Home ›› 04 Apr 2022 ›› Stock
Government bond yields resumed their upward climb on Friday as a key part of the US Treasury yield curve inverted once more on signs of persistent inflation, while falling oil prices ended the week with their sharpest weekly drop in two years.
US data released on Friday showed employers added 431,000 jobs in March and the unemployment rate fell to 3.6%, continuing a strong run of hiring that has left key aspects of the American labor market "little different" from where they were before the COVID-19 pandemic.

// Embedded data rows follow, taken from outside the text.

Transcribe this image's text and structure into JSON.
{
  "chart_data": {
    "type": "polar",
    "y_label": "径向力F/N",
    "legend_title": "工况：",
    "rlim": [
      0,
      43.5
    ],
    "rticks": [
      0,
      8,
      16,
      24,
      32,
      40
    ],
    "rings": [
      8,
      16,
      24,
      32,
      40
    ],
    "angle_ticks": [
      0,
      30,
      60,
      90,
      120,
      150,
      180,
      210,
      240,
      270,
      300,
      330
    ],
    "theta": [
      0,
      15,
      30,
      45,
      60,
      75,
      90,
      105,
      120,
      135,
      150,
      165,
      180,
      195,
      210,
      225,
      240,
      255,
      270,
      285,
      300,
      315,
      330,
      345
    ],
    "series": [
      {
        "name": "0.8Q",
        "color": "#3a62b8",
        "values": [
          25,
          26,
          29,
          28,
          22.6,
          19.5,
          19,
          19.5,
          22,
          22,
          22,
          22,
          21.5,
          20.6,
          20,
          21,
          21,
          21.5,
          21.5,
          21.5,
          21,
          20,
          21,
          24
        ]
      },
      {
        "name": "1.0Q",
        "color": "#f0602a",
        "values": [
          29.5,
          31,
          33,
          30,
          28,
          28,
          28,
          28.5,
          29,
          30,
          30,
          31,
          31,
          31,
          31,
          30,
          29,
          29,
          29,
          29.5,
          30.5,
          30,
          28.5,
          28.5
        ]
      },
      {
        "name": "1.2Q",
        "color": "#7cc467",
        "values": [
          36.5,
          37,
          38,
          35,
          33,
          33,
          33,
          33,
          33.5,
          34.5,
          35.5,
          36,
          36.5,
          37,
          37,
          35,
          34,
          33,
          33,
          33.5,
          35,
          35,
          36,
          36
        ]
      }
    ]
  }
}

With US economic growth so robust and inflation running at three times the Federal Reserve's 2% target, investors are widely expecting a drum roll of interest rate rises this year.
Treasury yields, which retreated earlier in the week as portfolio adjustments boosted demand for bonds, spiked again on Friday, causing a closely watched part of the yield curve to invert for the third time this week.

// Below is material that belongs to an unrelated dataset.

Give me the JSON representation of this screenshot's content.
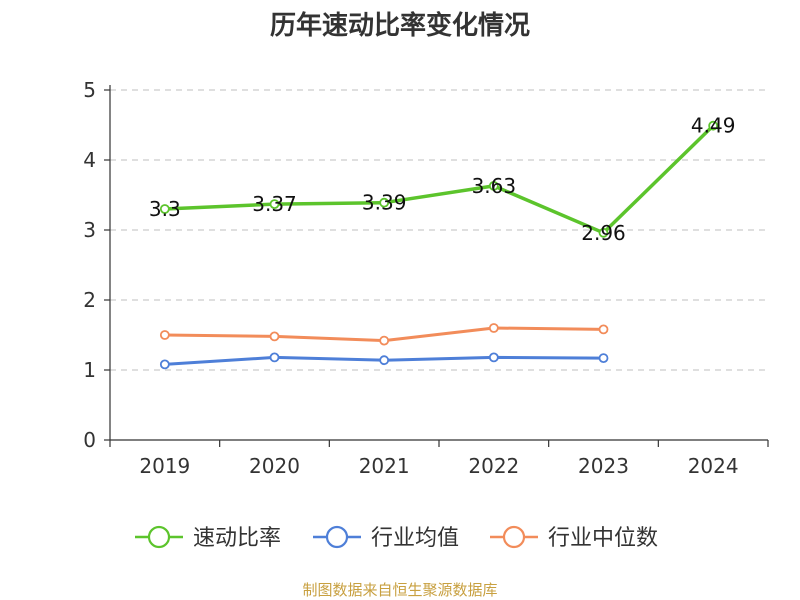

An inversion of the yield curve, when shorter-dated yields rise above longer-dated ones, is seen as a harbinger of a recession in the next one or two years.

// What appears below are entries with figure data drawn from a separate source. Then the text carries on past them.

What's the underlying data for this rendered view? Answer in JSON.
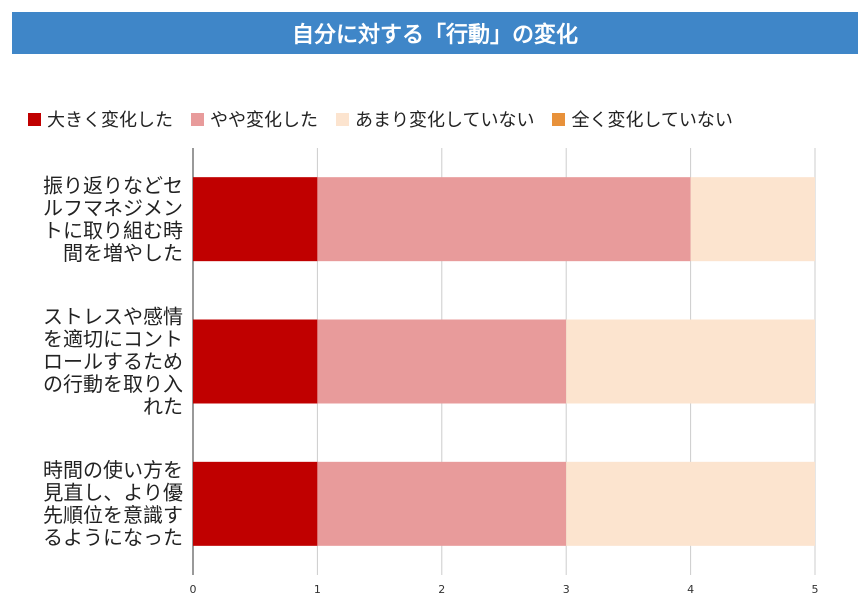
{
  "chart_data": {
    "type": "bar",
    "orientation": "horizontal",
    "stacked": true,
    "title": "自分に対する「行動」の変化",
    "categories": [
      [
        "振り返りなどセ",
        "ルフマネジメン",
        "トに取り組む時",
        "間を増やした"
      ],
      [
        "ストレスや感情",
        "を適切にコント",
        "ロールするため",
        "の行動を取り入",
        "れた"
      ],
      [
        "時間の使い方を",
        "見直し、より優",
        "先順位を意識す",
        "るようになった"
      ]
    ],
    "series": [
      {
        "name": "大きく変化した",
        "color": "#c00000",
        "values": [
          1,
          1,
          1
        ]
      },
      {
        "name": "やや変化した",
        "color": "#e89b9b",
        "values": [
          3,
          2,
          2
        ]
      },
      {
        "name": "あまり変化していない",
        "color": "#fce4cf",
        "values": [
          1,
          2,
          2
        ]
      },
      {
        "name": "全く変化していない",
        "color": "#e8913a",
        "values": [
          0,
          0,
          0
        ]
      }
    ],
    "xlim": [
      0,
      5
    ],
    "xticks": [
      "0",
      "1",
      "2",
      "3",
      "4",
      "5"
    ],
    "grid": true,
    "legend": "top"
  }
}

"Today's solid growth of payrolls checked the box for the Fed in its drive toward fighting inflation," said Rick Rieder, BlackRock's chief investment officer of global fixed income. "Consequently, the Fed looks clearly undeterred in reaching at least policy neutrality and probably will do at least one and maybe two 50-basis-point rate hikes by the June ... meeting, which could even include an inter-meeting hike."
Bets that aggressive monetary tightening could be in the cards did not drag equity markets lower on Friday.
US stocks finished higher after a choppy session. The Dow Jones Industrial Average rose 0.4%, the S&P 500 added 0.34% and the Nasdaq Composite gained 0.29%.
The pan-European STOXX 600 index climbed 0.54% and MSCI's gauge of stocks across the globe rose 0.16%.
Inflation in Europe is also running at record levels, with euro zone inflation hitting 7.5% in March, data showed on Friday, another all-time high with months left before it is set to peak, raising pressure on the European Central Bank to act to contain prices even as growth slows sharply.